IAC--the Internet company that remains after the spinoff of Ticketmaster, the HSN shopping network, and two other businesses--won’t go on a buying binge with its $1.3 billion cash cushion, Chief Executive Barry Diller said.
Speaking Wednesday at the Goldman Sachs Communacopia XVII Conference in New York City, Mr. Diller acknowledged that “it’s extremely nice to have [$1.3 billion] in your pocket,” but added that the cash is unlikely to be plowed into acquisitions.
Mr. Diller pointed to moderate-size acquisitions like Lexico, owner of Dictionary.com, which closed in July for a reported $100 million as a model for IAC’s future M&A strategy.

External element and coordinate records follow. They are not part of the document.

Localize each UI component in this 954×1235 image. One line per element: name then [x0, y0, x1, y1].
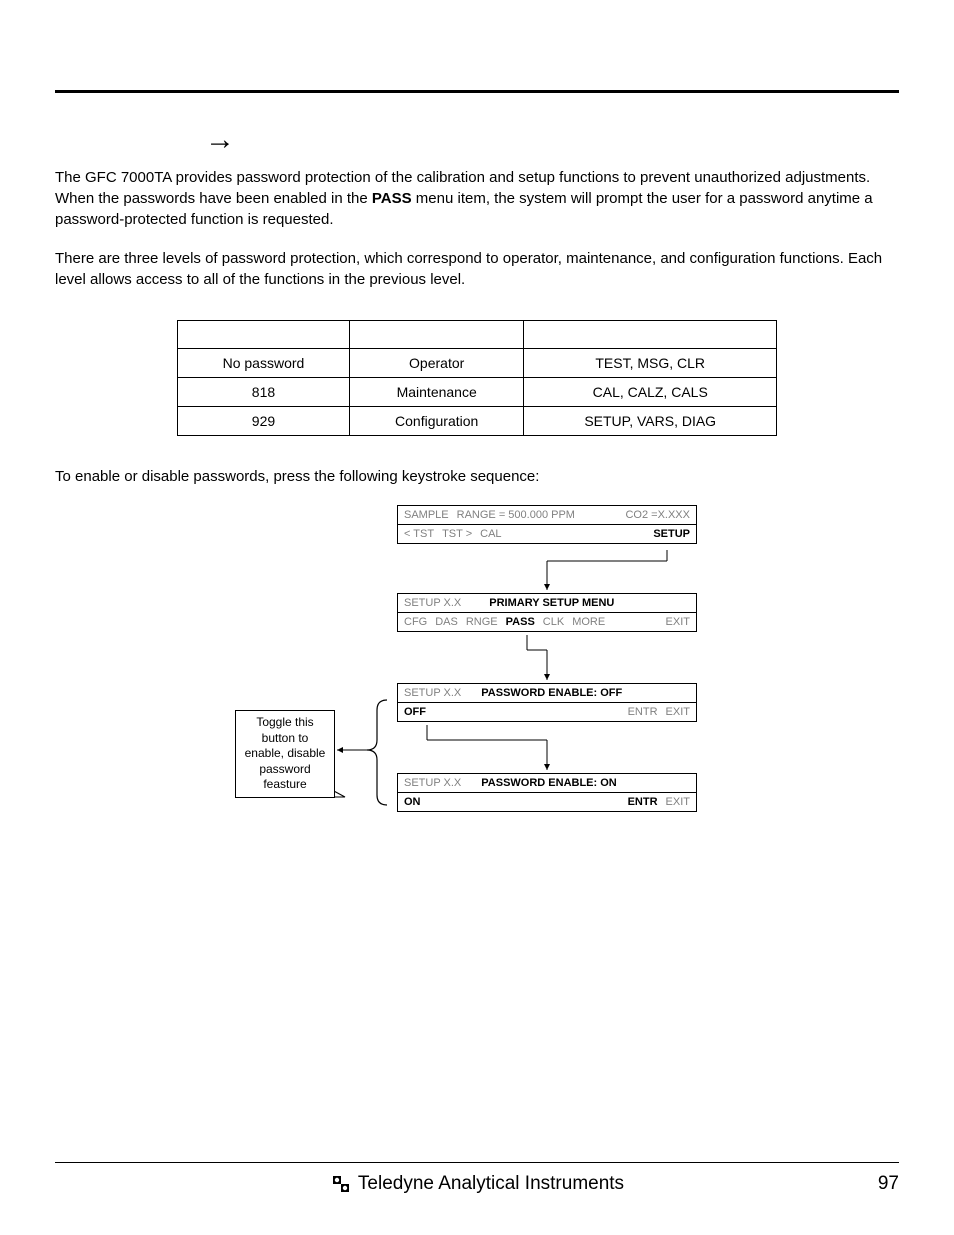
pass-button: PASS: [506, 616, 535, 628]
col-level: [349, 321, 523, 349]
menu-password-on: SETUP X.X PASSWORD ENABLE: ON ON ENTR EX…: [397, 773, 697, 812]
cell: TEST, MSG, CLR: [524, 349, 777, 378]
page-number: 97: [878, 1173, 899, 1195]
rnge: RNGE: [466, 616, 498, 628]
intro-paragraph: The GFC 7000TA provides password protect…: [55, 167, 899, 230]
range-label: RANGE = 500.000 PPM: [457, 509, 575, 521]
cfg: CFG: [404, 616, 427, 628]
more: MORE: [572, 616, 605, 628]
table-row: No password Operator TEST, MSG, CLR: [178, 349, 777, 378]
header-rule: [55, 90, 899, 93]
das: DAS: [435, 616, 458, 628]
exit: EXIT: [666, 706, 690, 718]
toggle-callout: Toggle this button to enable, disable pa…: [235, 710, 335, 798]
setup-ver: SETUP X.X: [404, 597, 461, 609]
exit: EXIT: [666, 616, 690, 628]
tst-next: TST >: [442, 528, 472, 540]
callout-text: Toggle this button to enable, disable pa…: [245, 715, 326, 791]
cell: Maintenance: [349, 378, 523, 407]
menu-primary-setup: SETUP X.X PRIMARY SETUP MENU CFG DAS RNG…: [397, 593, 697, 632]
co2-label: CO2 =X.XXX: [625, 509, 690, 521]
col-password: [178, 321, 350, 349]
cell: 818: [178, 378, 350, 407]
cell: 929: [178, 407, 350, 436]
levels-paragraph: There are three levels of password prote…: [55, 248, 899, 290]
table-row: 929 Configuration SETUP, VARS, DIAG: [178, 407, 777, 436]
setup-button: SETUP: [653, 528, 690, 540]
cell: Operator: [349, 349, 523, 378]
keystroke-diagram: SAMPLE RANGE = 500.000 PPM CO2 =X.XXX < …: [227, 505, 727, 845]
arrow-right-icon: →: [205, 123, 899, 157]
sequence-paragraph: To enable or disable passwords, press th…: [55, 466, 899, 487]
primary-setup-title: PRIMARY SETUP MENU: [489, 597, 614, 609]
table-row: 818 Maintenance CAL, CALZ, CALS: [178, 378, 777, 407]
exit: EXIT: [666, 796, 690, 808]
pw-enable-off-title: PASSWORD ENABLE: OFF: [481, 687, 622, 699]
off-button: OFF: [404, 706, 426, 718]
cell: SETUP, VARS, DIAG: [524, 407, 777, 436]
entr-button: ENTR: [628, 796, 658, 808]
on-button: ON: [404, 796, 421, 808]
footer-company: Teledyne Analytical Instruments: [358, 1173, 624, 1195]
cal-label: CAL: [480, 528, 501, 540]
tst-prev: < TST: [404, 528, 434, 540]
clk: CLK: [543, 616, 564, 628]
menu-sample: SAMPLE RANGE = 500.000 PPM CO2 =X.XXX < …: [397, 505, 697, 544]
sample-label: SAMPLE: [404, 509, 449, 521]
teledyne-logo-icon: [330, 1173, 352, 1195]
page-footer: Teledyne Analytical Instruments 97: [55, 1162, 899, 1195]
menu-password-off: SETUP X.X PASSWORD ENABLE: OFF OFF ENTR …: [397, 683, 697, 722]
cell: Configuration: [349, 407, 523, 436]
cell: CAL, CALZ, CALS: [524, 378, 777, 407]
setup-ver: SETUP X.X: [404, 777, 461, 789]
p1-pass: PASS: [372, 190, 412, 207]
cell: No password: [178, 349, 350, 378]
footer-rule: [55, 1162, 899, 1163]
password-table: No password Operator TEST, MSG, CLR 818 …: [177, 320, 777, 436]
entr: ENTR: [628, 706, 658, 718]
pw-enable-on-title: PASSWORD ENABLE: ON: [481, 777, 616, 789]
setup-ver: SETUP X.X: [404, 687, 461, 699]
col-access: [524, 321, 777, 349]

He said Lexico’s 28 million monthly unique visitors now goes through IAC’s Ask.com search advertising system and a new rail at Dictionary.com has produced 500,000 queries for the Ask.com search engine.
Though Mr. Diller shied away from specifics on merger and acquisitions, he said IAC plans to sell its 30 percent stake in Japanese shopping network Jupiter Shop Channel and added that Japanese trading company Sumitomo might be a willing buyer. John Malone’s Liberty Global sold a similar stake in the channel to Sumitomo for $867 million as part of a larger transaction.
In August, the five units of the former IAC began trading independently as part of Mr. Diller’s plan to spin off businesses he had cobbled together through years of acquisitions.
The spinoff companies are Ticketmaster, home shopping business HSN, mortgage unit Tree.com, and time-share company Interval Leisure Group.